Oh yes, the Aussies sure have their unique slang, which still baffles me and other travelers alike. In some parts of Australia, their accent mixed with the Aussie slang make understanding them a tad bit difficult. But yet, you can’t seem to get enough of it. At least it cracked me up when we were trying to carry out a conversation with this surfer dude, where I had to keep going, ‘ermm say it again?’.
Australia Slang, Aussie Slang, or Strine as it is sometimes called, is a reflection of the harsh Australian land, and the no-nonsense “lets get on with it” attitude of the Australian people. So a lot of corners are cut both with what we say and how we say it.
From ‘G’day mate!’ to ‘Onya’, the Aussie style of English is made up of colloquial expressions and slang phrases. So, to not look like a complete drongo, we’d better pick up some Aussie slang to get by in this land down under!
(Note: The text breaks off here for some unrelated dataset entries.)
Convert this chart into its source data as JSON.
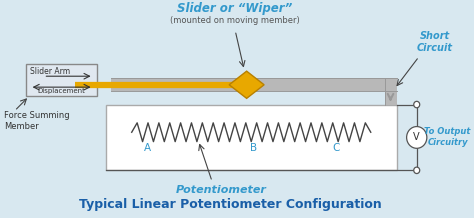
{
  "bg_color": "#d8e8f0",
  "title": "Typical Linear Potentiometer Configuration",
  "title_color": "#1a5fa8",
  "title_fontsize": 9,
  "slider_label": "Slider or “Wiper”",
  "slider_sublabel": "(mounted on moving member)",
  "short_circuit_label": "Short\nCircuit",
  "force_member_label": "Force Summing\nMember",
  "slider_arm_label": "Slider Arm",
  "displacement_label": "Displacement",
  "potentiometer_label": "Potentiometer",
  "output_label": "To Output\nCircuitry",
  "label_A": "A",
  "label_B": "B",
  "label_C": "C",
  "gold_color": "#e8a800",
  "gray_color": "#999999",
  "light_gray": "#b8b8b8",
  "cyan_color": "#3399cc",
  "box_fill": "#e0e8f0",
  "wire_color": "#555555",
  "resistor_color": "#444444",
  "white": "#ffffff"
}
G’day is hullo, pronounced Gidday which is a shortened form of Good Day, and used mostly in informal situations.
Hooroo is Goodbye, pronounced as ‘ooroo’ and is used among friends.
Mate is Friend, mainly for males. Everyone in Australia is a mate, so they would often say “G’day mate” or “Thanks mate”.
Onya means Well Done, a shortened form of Good On You. The best “Aussieism” some say.
Adam’s ale means Water! Wonder who came up with that?!
Galoot refers to a foolish person – you don’t wanna hear people call you that!
Razoo is a fictitious coin made from brass. The term is usually used to indicate that someone has no money. “I haven’t got a brass razoo!”
Veg out is to relax and thing of, er, nothing.
Last but not least,
Drongo means a stupid, inept, awkward or embarrassing person, a dimwit or slow-witted person.
*Several slangs I’d found online are similar to the British, such as ‘bloke’, ‘back in a tic’, ‘I kid you not’ etc. The above slangs are usually used only by the Aussies.
So anyone knows any other Aussie slangs that might just make us chuckle?